Charleston and Choices
Generally I refrain from current events. This time I just cannot ignore the push I am feeling for writing thoughts on the events surrounding Charleston, South Carolina. For two years I worked in S.C. and must say, I did enjoy my brief stay there. The hospitality was very generous, the weather was much warmer than my home state of Wisconsin, and I enjoyed my first two years of teaching in the small city of Chester.
Out of curiosity this morning I looked on the internet to see what radio stations beam into Charleston and found 56 stations listed; to my pleasant surprise, of the 56 stations listed, 18 of them had the label of Christian or religious. That is remarkable to say the least. We do not have nearly that many in my nearby city of Indianapolis. It puzzles me as to why those folks in transit daily do not find encouragement for living from one of those stations as they maneuver the streets. From what I have read and heard on the news, it seems to me that Dylan Roof did not avail himself to the air waves carrying the message of hope through word and music.
Somehow, he did find himself drawn to Emanuel Methodist Church, an African-American congregation who chose to meet in the mid-week for prayer and Bible study. He sat in their presence for most of the service. They welcomed him, in fact. Their friendliness no malice toward a person whose skin was a different color; they showed no signs of racial hatred. Yet, he chose to murder nine of them. His anguished mind, altered by drug use, chose to extinguish the lives of innocent people who meant him no harm.

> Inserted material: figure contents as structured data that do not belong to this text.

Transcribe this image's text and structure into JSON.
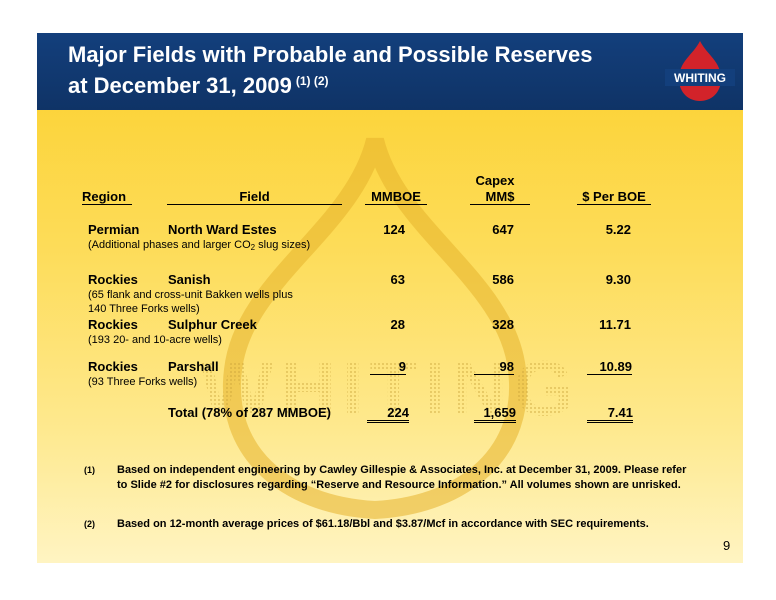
{
  "header": {
    "title_line1": "Major Fields with Probable and Possible Reserves",
    "title_line2": "at December 31, 2009",
    "title_notes": "(1) (2)",
    "logo_text": "WHITING"
  },
  "watermark_text": "WHITING",
  "table": {
    "headers": {
      "region": "Region",
      "field": "Field",
      "mmboe": "MMBOE",
      "capex_line1": "Capex",
      "capex_line2": "MM$",
      "per_boe": "$ Per BOE"
    },
    "rows": [
      {
        "region": "Permian",
        "field": "North Ward Estes",
        "mmboe": "124",
        "capex": "647",
        "per_boe": "5.22",
        "note_lines": [
          "(Additional phases and larger CO",
          "2",
          " slug sizes)"
        ]
      },
      {
        "region": "Rockies",
        "field": "Sanish",
        "mmboe": "63",
        "capex": "586",
        "per_boe": "9.30",
        "note_lines": [
          "(65 flank and cross-unit Bakken wells plus",
          "140 Three Forks wells)"
        ]
      },
      {
        "region": "Rockies",
        "field": "Sulphur Creek",
        "mmboe": "28",
        "capex": "328",
        "per_boe": "11.71",
        "note_lines": [
          "(193 20- and 10-acre wells)"
        ]
      },
      {
        "region": "Rockies",
        "field": "Parshall",
        "mmboe": "9",
        "capex": "98",
        "per_boe": "10.89",
        "note_lines": [
          "(93 Three Forks wells)"
        ]
      }
    ],
    "total": {
      "label": "Total (78% of 287 MMBOE)",
      "mmboe": "224",
      "capex": "1,659",
      "per_boe": "7.41"
    }
  },
  "footnotes": [
    {
      "mark": "(1)",
      "text": "Based on independent engineering by Cawley Gillespie & Associates, Inc. at December 31, 2009. Please refer to Slide #2 for disclosures regarding “Reserve and Resource Information.”  All volumes shown are unrisked."
    },
    {
      "mark": "(2)",
      "text": "Based on 12-month average prices of $61.18/Bbl and $3.87/Mcf in accordance with SEC requirements."
    }
  ],
  "page_number": "9",
  "colors": {
    "header_bg": "#133f7c",
    "slide_bg_top": "#fcd02c",
    "slide_bg_bottom": "#fff4c2",
    "logo_red": "#d2232a"
  }
}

Let’s think back now to the radio stations. Faithful, industrious radio engineers, speakers, musicians, and those who open their wallets to support such stations all had the desire for Dylan to hear the Word of God. However, Dylan had to turn the dial to the station. The choice was his. It could be that in a city the size of Charleston that someone, maybe more than once, in the 21 years of his life, had knocked on the door of his home and extended an invitation to attend a church. I’d be so happy to know if he went.
Little by little the facts of his past will leak out into the press and well-meaning Christians will reach out to Dylan even in his prison cell. He will have still an opportunity to hear the plan of salvation and receive Christ as his personal Savior. One thing is for certain: the choice will be his to make to accept or reject the message from God’s Word. It is a matter of the heart. It is a matter of personal responsibility.